Diabetic eye disease
If you have diabetes, your blood glucose, or blood sugar, levels are too high. People with diabetes can have an eye disease called diabetic retinopathy. This is when high blood sugar levels cause damage to blood vessels in the retina. These blood vessels can swell and leak. Or they can close, stopping blood from passing through. Over time, this can damage your eyes. Diabetic eye disease incorporate a group of eye problems that patient with diabetes may face as a complication of diabetes. People with diabetes are at risk for diabetic retinopathy, cataract and glaucoma. Diabetic eye disease has no warning signs. Finding and treating the disease earliest, before it effects vision impairments or blindness, is the best way to control diabetic eye disease. If you have diabetes, make sure you get a dilated eye examination at least once a year.

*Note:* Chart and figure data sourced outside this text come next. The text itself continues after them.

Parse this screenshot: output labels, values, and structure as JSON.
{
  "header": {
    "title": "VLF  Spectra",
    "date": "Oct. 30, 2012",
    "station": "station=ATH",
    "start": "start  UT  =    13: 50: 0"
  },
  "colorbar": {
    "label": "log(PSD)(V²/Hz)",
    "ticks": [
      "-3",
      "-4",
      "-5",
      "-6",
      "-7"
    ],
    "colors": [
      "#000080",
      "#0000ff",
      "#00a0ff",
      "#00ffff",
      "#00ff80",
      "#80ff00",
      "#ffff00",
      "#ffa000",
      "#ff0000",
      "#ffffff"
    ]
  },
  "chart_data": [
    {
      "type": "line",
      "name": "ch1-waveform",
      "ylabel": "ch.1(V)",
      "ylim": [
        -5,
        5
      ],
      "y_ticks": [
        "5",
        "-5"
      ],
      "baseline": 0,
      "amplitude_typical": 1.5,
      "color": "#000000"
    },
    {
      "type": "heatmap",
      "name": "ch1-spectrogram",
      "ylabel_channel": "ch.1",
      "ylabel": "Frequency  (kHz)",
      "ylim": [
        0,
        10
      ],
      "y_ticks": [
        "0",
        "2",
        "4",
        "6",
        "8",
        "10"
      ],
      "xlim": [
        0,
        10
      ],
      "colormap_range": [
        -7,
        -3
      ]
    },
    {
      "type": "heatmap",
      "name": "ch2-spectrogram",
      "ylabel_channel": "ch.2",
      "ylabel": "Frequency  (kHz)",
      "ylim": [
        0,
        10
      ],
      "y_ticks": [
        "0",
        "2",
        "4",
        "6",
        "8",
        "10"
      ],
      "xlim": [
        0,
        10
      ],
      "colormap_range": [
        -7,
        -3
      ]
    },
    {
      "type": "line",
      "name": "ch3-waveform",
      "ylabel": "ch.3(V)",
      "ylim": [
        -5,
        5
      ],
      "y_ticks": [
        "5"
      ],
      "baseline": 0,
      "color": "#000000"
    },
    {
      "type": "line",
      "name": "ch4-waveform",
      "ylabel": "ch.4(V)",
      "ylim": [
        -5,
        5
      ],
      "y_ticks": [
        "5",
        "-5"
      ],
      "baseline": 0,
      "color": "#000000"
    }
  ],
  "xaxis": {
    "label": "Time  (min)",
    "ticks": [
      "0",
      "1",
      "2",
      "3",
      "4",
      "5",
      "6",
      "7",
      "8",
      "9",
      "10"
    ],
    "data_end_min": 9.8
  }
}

Diabetic retinopathy is the most broad diabetic eye disease and a main cause of blindness in adults. It is caused by changes in the blood vessels of the retina. In some people with diabetic retinopathy, blood vessels may swell and leak fluid. In other people, abnormal new blood vessels grow on the surface of the retina. A healthy retina is required for good vision. If you have diabetic retinopathy, at first you may not notice changes to your vision. But over time, diabetic retinopathy can get worse and cause vision loss. Diabetic retinopathy usually affects both eyes.